In 1919, whilst doing some publicity for a movie he was appearing in, what was meant to have been a false bomb being used as a prop turned out to be not so false after all. The resulting explosion caused the actor to experience flight; the result of which being that he was unable to fully discern the full extent of his injuries He had been rendered blind. Thankfully, after first fearing the worse, his sight gradually improved and was fully restored after eight months. By then he had full awareness of the other injury – he was missing half a hand. For the rest of his life he wore a leather glove protecting his prosthetic digits.
Lloyd was fascinated with all forms of cameras – how they worked and the product wrought from them. What especially transfixed him were the twin lensed varieties producing 3-D slides. By the time he died in 1971, he had a collection of over three hundred thousand of these slides in his estate. An intriguing factor is their subjects. Quite a number were of young women, including many of the era’s starlets. Lloyd, though, was not alone in being enthused by the attractions of the twin image. In 1940 the Hollywood Stereoscopic Society was formed by the old silent movie icon. Its membership included such notables as Dick Powell and Ronald Colman. Was it just a front for ageing men intent on attaining access to nubile young women, such as Bettie Page, prepared to undress for the prospect of some future tinsel town fame? I have no idea – but it is recorded that Lloyd himself was quite anal about his craft. He wasn’t a point and hope merchant – he spent hours fiddling with various lenses, filters and lighting to achieve pre-determined results.

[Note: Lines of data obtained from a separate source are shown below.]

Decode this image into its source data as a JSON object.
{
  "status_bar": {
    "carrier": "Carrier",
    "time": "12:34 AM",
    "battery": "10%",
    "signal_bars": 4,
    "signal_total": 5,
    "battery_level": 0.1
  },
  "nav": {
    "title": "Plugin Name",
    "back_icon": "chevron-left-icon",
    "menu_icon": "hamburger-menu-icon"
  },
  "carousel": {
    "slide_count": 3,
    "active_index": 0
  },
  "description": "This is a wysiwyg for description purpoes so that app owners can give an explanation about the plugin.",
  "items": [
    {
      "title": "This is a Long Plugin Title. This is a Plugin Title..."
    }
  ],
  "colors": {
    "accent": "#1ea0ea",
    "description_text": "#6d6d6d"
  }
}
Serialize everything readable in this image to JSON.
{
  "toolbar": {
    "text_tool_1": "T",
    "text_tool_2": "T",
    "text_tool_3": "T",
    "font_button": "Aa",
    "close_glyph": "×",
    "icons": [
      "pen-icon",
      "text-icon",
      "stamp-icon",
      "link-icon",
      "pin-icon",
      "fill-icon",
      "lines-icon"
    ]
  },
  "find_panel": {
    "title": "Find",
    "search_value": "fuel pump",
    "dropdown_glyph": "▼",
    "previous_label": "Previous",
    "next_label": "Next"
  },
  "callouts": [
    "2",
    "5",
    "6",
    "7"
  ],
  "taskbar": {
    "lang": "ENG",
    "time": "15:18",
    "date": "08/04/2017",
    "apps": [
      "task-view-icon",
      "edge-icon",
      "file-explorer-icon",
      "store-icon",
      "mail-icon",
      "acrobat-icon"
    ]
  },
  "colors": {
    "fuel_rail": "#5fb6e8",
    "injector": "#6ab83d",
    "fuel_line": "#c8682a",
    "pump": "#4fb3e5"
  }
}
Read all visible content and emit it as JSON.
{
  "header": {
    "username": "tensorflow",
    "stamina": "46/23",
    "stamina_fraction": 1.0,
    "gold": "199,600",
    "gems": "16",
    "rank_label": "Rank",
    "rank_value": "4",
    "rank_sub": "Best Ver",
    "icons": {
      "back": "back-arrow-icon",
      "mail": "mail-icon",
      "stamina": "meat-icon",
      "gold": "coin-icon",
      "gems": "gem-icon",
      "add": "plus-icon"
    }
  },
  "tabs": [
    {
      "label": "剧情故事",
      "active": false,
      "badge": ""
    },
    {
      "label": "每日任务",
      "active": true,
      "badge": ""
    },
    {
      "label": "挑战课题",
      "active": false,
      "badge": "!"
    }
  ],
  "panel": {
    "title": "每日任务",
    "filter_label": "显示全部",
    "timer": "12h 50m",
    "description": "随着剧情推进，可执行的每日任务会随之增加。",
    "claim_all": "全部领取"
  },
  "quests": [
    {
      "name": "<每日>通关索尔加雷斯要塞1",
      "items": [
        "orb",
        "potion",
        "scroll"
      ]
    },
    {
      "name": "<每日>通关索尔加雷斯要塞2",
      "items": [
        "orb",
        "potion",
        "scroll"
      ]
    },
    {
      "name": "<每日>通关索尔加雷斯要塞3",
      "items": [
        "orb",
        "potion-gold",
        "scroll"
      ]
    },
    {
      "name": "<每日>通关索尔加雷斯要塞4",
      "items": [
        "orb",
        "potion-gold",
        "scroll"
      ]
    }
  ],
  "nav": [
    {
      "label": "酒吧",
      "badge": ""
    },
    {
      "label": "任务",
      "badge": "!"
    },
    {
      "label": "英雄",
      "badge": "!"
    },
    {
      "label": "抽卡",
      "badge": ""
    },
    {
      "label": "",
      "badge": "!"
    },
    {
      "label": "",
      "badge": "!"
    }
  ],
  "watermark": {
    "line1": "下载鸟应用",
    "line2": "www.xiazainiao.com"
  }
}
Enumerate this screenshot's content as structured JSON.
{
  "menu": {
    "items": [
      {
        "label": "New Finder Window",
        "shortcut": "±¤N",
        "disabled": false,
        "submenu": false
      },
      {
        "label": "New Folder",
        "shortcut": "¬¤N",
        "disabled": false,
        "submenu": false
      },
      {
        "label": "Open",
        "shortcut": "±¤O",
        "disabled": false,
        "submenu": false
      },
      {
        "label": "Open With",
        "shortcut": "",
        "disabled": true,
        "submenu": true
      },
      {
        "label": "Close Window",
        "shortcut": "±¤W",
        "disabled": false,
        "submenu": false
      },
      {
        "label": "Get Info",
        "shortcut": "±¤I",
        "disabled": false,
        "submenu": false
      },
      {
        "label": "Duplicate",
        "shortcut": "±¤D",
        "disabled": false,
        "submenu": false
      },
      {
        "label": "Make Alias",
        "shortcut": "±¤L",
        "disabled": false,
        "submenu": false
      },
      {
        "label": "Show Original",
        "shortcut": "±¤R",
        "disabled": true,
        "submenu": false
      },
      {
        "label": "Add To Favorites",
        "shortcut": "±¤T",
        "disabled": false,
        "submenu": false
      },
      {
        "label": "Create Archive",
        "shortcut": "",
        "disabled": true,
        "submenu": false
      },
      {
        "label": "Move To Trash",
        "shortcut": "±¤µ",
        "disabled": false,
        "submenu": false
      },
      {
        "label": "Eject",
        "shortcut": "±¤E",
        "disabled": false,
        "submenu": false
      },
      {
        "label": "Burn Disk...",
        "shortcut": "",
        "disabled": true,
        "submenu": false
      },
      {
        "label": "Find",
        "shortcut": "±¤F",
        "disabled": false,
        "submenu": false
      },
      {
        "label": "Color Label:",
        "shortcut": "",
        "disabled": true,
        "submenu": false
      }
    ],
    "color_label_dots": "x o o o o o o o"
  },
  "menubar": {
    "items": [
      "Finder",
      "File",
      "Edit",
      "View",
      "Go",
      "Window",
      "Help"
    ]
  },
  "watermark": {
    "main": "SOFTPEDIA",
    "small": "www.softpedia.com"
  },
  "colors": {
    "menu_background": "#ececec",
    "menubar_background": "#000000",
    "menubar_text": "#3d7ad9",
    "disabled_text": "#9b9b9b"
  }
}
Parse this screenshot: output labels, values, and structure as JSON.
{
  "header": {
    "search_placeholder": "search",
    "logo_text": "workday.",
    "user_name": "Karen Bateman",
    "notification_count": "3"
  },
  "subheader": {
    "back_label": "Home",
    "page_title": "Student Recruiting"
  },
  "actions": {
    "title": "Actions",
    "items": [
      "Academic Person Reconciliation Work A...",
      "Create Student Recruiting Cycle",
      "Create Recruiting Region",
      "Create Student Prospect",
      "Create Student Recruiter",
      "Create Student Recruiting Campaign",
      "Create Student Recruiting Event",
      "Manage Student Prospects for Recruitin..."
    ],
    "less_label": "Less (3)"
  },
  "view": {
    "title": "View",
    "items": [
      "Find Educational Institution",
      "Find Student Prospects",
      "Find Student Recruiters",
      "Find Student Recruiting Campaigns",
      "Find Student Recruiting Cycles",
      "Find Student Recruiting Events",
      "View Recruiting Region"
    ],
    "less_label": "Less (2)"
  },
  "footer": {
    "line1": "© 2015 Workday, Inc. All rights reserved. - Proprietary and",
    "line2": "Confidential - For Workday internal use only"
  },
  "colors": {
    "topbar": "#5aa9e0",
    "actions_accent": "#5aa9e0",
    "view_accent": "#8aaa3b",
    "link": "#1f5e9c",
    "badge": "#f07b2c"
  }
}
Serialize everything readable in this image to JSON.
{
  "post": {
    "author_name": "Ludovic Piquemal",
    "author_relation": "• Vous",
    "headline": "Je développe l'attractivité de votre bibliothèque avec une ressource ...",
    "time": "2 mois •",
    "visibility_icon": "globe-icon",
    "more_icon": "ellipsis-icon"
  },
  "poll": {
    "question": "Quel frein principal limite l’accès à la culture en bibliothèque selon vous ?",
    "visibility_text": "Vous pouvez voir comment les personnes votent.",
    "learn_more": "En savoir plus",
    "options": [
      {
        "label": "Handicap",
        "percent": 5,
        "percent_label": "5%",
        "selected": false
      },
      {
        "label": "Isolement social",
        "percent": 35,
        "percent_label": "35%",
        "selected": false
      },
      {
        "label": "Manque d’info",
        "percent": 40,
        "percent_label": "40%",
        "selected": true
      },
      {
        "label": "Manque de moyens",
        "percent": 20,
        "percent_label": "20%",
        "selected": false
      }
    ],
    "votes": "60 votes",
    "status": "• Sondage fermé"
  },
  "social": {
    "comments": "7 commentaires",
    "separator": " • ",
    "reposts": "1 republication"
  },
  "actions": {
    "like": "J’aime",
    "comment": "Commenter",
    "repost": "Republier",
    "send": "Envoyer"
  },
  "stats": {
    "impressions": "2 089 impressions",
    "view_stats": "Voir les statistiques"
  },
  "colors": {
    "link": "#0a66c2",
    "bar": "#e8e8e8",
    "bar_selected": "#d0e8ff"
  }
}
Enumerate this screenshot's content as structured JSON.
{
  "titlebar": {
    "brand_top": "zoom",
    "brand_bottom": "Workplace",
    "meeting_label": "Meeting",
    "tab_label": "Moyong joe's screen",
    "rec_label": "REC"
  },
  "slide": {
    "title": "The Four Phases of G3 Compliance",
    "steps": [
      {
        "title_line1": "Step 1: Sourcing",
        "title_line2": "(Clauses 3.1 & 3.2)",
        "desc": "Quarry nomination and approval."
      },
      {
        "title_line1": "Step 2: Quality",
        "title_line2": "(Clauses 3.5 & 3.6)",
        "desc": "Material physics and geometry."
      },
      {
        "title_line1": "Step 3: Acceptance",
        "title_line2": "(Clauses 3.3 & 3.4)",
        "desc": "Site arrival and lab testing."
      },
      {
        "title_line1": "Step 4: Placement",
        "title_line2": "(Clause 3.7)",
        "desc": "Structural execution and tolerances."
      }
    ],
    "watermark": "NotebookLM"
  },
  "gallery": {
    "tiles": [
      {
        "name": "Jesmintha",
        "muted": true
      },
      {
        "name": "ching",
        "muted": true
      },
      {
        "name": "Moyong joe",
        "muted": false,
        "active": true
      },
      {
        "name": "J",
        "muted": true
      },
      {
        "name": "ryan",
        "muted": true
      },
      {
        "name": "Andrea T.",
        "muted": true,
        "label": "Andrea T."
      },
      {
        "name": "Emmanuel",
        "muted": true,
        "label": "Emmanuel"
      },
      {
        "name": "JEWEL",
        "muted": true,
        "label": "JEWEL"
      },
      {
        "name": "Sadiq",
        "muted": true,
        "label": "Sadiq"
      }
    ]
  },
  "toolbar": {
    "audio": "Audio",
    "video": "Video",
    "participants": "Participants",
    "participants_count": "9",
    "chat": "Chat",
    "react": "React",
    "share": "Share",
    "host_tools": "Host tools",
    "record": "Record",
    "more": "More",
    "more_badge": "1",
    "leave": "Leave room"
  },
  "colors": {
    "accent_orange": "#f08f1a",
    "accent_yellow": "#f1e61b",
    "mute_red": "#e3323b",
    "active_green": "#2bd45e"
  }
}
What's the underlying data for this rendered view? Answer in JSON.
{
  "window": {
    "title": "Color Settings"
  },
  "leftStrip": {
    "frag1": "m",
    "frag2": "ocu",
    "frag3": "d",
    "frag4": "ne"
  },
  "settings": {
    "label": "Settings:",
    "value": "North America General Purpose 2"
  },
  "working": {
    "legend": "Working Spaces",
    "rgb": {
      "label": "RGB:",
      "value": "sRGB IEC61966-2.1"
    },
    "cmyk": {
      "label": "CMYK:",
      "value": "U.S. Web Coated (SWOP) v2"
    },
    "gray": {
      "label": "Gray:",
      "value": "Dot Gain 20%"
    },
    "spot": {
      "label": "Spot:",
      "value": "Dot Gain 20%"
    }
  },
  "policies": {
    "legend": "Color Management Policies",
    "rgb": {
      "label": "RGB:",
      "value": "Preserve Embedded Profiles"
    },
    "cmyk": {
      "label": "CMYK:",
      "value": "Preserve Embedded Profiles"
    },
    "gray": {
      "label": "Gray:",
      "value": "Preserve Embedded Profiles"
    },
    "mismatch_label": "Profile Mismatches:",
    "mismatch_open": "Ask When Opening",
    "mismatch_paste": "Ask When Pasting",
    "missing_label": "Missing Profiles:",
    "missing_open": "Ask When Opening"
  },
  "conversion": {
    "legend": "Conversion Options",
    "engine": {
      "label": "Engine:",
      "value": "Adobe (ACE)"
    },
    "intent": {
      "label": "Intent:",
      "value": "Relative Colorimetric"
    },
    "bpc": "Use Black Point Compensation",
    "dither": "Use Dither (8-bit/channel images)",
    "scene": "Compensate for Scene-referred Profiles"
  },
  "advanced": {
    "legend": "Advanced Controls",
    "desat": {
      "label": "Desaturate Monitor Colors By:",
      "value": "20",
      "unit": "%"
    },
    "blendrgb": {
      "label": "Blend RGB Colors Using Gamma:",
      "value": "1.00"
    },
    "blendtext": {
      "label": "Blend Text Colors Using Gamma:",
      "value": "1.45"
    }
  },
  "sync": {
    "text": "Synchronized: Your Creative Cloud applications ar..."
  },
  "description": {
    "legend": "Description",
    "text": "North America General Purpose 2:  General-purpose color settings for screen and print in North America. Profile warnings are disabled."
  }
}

His home, Greenacres, was a popular hangout for the Hollywood glitterati. There he took images of such folk as Candice Bergen, Alan Ladd, Mary Pickford, and Jayne Mansfield, as well as a bevy of curvy women who weren’t adverse to shedding their clothing to reveal oft pneumatic nakedness. Still later in life – we’re talking sixties now – there came into being the ‘Happy Seven’. These gentlemen, including our snapper, took off on cross country jaunts, with a couple of models in tow each time. The latter’s task was to posed nude in the great American countryside. What a happy dotage our man must have had. He wasn’t mono-focused on the unclad body alone, though. Lloyd travelled the US and the world documenting, with his camera, what he saw. He has given us an irreplaceable look into the Mad Man period – even snapping the Beatles performing at the Hollywood Bowl.
But back to that original image I espied. In 1925 a director bought a very fresh-faced Marilyn to Greenacres to film some scenes for one of her early features – not the first time his home had appeared in a movie production. The two met and she posed for him by the pool. A short time later another photographer was hired to capture her for the cover of ‘Life’ and Lloyd tagged along with his stereoscopic camera. It was then he photographed her in the sexy night attire of that alluring image I encountered.
Lloyd’s second claim to fame is gaining some traction, with galleries now treating his oeuvre as of some import. Could it be that one day he’ll be more remembered for what he produced in later life, as opposed to the days when his comedic turns lit up the silent silver screen?